Games and Music

After seeing Powerglove open for Dragonforce this past Wednesday I’ve had video game music on the brain.  Apparently SF/F web zine Strange Horizons has a direct feed to my thoughts as they posted a thoughtful essay on the topic, which attempts to explain how music in games differs from music in other media.  A post about Left 4 Dead over at Gamers with Jobs also had some interesting comments about the music from the first Halo game.  I hadn’t realize quite how intertwined gameplay and audio were in that series but as this interview proves, Martin O’Donnell (composer) is intimatley aware of the subtle complexities involved in the creating a game soundtrack.  However one might feel about the Halo series they’ve always done production value well and that transaltes into some truly stunning and engaging music that is memorable and epic in scope.

Anyhoo, just some thoughts on this exhausting post-holiday Monday.  Be sure to check out Music 4 Games for news/review of the last video games soundtracks and music.

Review: Worlds Collide by Apocalyptica

I just recently noticed that Apocalyptica’s entire catalog has been loaded up on Rhapsody.  Presumably it’s part of a larger plan to advertise their new album, Worlds Collide, which seems to be the trend for a lot of artists that have been holding out on “monthly fee” services. Since I’ve been only listening to their second album, Inquisition Symphony, up until this point (because it was the only one on Rhapsody), this gave me a chance to see what else a metal band founded by four cellists can do.

The Bad: I’m fully convinced that the addition of a drummer to the original quartet stripped away some piece of the band’s uniqueness.  On the initial few albums, the percussion section was either dropped entirely or picked up by one of the cellos.

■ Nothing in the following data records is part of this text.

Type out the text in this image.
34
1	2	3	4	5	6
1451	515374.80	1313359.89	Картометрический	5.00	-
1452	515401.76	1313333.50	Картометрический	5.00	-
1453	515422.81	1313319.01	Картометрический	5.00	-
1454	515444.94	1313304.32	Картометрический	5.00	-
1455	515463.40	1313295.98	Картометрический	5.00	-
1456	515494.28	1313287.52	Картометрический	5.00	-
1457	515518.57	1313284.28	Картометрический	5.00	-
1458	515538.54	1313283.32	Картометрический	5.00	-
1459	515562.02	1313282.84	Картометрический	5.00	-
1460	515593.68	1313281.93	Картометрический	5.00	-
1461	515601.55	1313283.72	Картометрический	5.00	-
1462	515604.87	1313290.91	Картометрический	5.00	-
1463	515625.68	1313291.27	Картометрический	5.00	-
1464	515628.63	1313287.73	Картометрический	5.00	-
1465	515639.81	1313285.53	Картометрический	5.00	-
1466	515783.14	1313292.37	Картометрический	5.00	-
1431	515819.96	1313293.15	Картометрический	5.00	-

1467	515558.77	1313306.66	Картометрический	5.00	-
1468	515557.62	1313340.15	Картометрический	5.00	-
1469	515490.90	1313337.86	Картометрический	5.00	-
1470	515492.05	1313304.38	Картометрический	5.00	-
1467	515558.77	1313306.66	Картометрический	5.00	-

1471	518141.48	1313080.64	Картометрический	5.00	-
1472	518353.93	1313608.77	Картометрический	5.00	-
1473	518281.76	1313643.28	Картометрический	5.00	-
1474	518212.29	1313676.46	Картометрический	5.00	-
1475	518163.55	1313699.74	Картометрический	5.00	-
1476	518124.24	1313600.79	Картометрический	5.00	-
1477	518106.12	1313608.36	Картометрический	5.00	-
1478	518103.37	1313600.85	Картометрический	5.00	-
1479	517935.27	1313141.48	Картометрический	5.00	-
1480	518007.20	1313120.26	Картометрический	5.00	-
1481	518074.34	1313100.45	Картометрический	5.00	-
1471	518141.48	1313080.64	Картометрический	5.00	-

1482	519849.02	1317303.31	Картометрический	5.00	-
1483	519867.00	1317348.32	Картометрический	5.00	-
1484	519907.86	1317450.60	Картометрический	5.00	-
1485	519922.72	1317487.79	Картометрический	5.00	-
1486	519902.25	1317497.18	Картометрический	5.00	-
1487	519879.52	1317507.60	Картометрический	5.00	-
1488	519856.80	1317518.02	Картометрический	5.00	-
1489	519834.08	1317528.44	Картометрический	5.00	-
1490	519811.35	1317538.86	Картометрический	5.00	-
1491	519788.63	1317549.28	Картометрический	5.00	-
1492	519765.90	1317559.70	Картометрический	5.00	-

Either choice results in a unique sound in a genre where the drummer is heavily emphasized and that’s now missing. The only other problem with this album is that the collaborations tracks with vocals are clear attempts at sacrificing their sound to garner some play on rock radio (success…I actually heard I’m Not Jesus on WMMR recently). The results are some tracks that tend towards generic hard rock.

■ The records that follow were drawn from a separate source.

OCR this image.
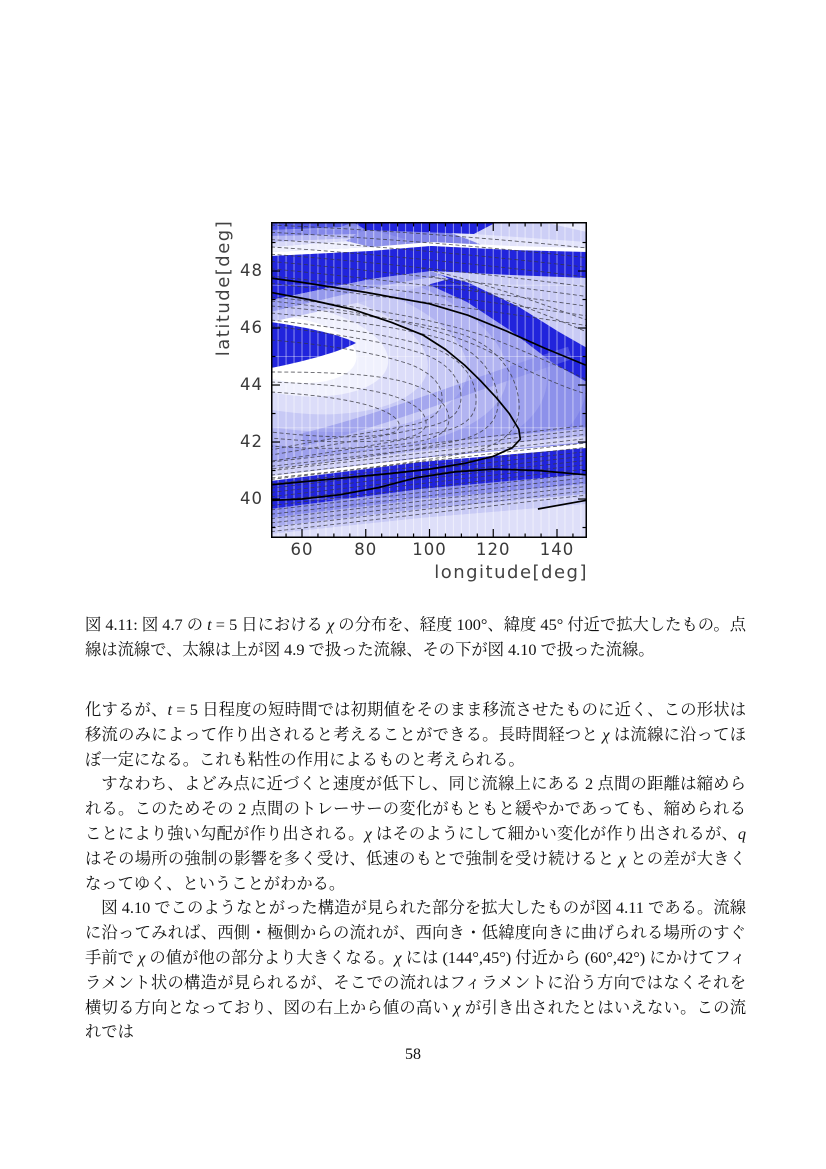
60	80	100	120	140
40
42
44
46
48
latitude[deg]
longitude[deg]
図 4.11: 図 4.7 の t = 5 日における χ の分布を、経度 100°、緯度 45° 付近で拡大したもの。点線は流線で、太線は上が図 4.9 で扱った流線、その下が図 4.10 で扱った流線。

化するが、t = 5 日程度の短時間では初期値をそのまま移流させたものに近く、この形状は移流のみによって作り出されると考えることができる。長時間経つと χ は流線に沿ってほぼ一定になる。これも粘性の作用によるものと考えられる。

すなわち、よどみ点に近づくと速度が低下し、同じ流線上にある 2 点間の距離は縮められる。このためその 2 点間のトレーサーの変化がもともと緩やかであっても、縮められることにより強い勾配が作り出される。χ はそのようにして細かい変化が作り出されるが、q はその場所の強制の影響を多く受け、低速のもとで強制を受け続けると χ との差が大きくなってゆく、ということがわかる。

図 4.10 でこのようなとがった構造が見られた部分を拡大したものが図 4.11 である。流線に沿ってみれば、西側・極側からの流れが、西向き・低緯度向きに曲げられる場所のすぐ手前で χ の値が他の部分より大きくなる。χ には (144°,45°) 付近から (60°,42°) にかけてフィラメント状の構造が見られるが、そこでの流れはフィラメントに沿う方向ではなくそれを横切る方向となっており、図の右上から値の高い χ が引き出されたとはいえない。この流れでは

58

The Good: The instrumental tracks are fantastic. The band does an excellent job of letting the beautiful sound of the main cello come through while still maintaining an overall metal sound that proves they really understand the genre despite being trained in classical music. After the novelty of “cello metal” fades for the listener, the band can easily stand on the quality of their music. As an added bonus for Rammstein fans, there is clearly a lot of overlap between the two bands since they toured together in 2005. Till Lindemann makes a guest appearance with a German-language cover of David Bowie’s Heroes. A longtime Rammstein producer is also at the helm of Worlds Collide. Combining that with Rammstein’s frequent use of strings results in a couple moments that could have come from either band.

The Verdict: A strong B+. Find a way to listen to this album. Just maybe skip some of the generic vocal tracks.

Top 5: Part 2 (Music)

My music picks have a number of older titles in them, but everything I list here I bought this year.

5. Down -Sentenced (1997)
Down is a fantastic black metal album. Shades of this album can be heard in almost every metal, metalcore, and emo band album released recently and Sentenced still does it better. A metal classic.
4. A Line of Deathless Kings -My Dying Bride
Despite having a name that should belong to whiny emo band, My Dying Bride, manages to kick some ass. Gloom or Doom metal featuring melodic vocals and a driving rhythm the band manages to be equal parts hard and beautiful at the same time. Certainly an interesting departure from much of metal saturating the market today.
3. Angel Down -Sebastian Bach
A surprisingly hard solo album from former Sonic Youth frontman Sebastian Bach. It’s a shame that Bach’s vocal talents aren’t as well known as they should be. This album features three tracks with Axl Rose and I’m hard pressed to make the call on who tops who in the seeming battle for vocal oneupmanship. Solid rock album a far cry from most of what hits the market today equal parts retro and new.
2. The Dethalbum -Dethklok
Despite being a spoof on all things metal The Dethalbum sill manages to rock hard. Lacking the rather oppressive seriousness of most death metal bands the fellows over at Dethklok manage to turn out some damned entertaining tunes, hilarious in their over the top nature. How can one not smile at songs with such ridiculous names as “Hatredcopter”, “Bloodrocuted”, “Face Fisted”, and “Dethharmonic”. Hilarious metal fun.
1. Bang Camaro -Bang Camaro
80s metal “tribute” sung by a 15+ man chorus, with wicked guitar licks and simple easy-to-sing-a-long-with lyrics. No other album had me smiling as much as this one (The Dethalbum came pretty close) nor have I blasted any other CD quite so loud in a long time. If you’re a fan of 80s metal, Guitar Hero, or just fun music this is the album for you.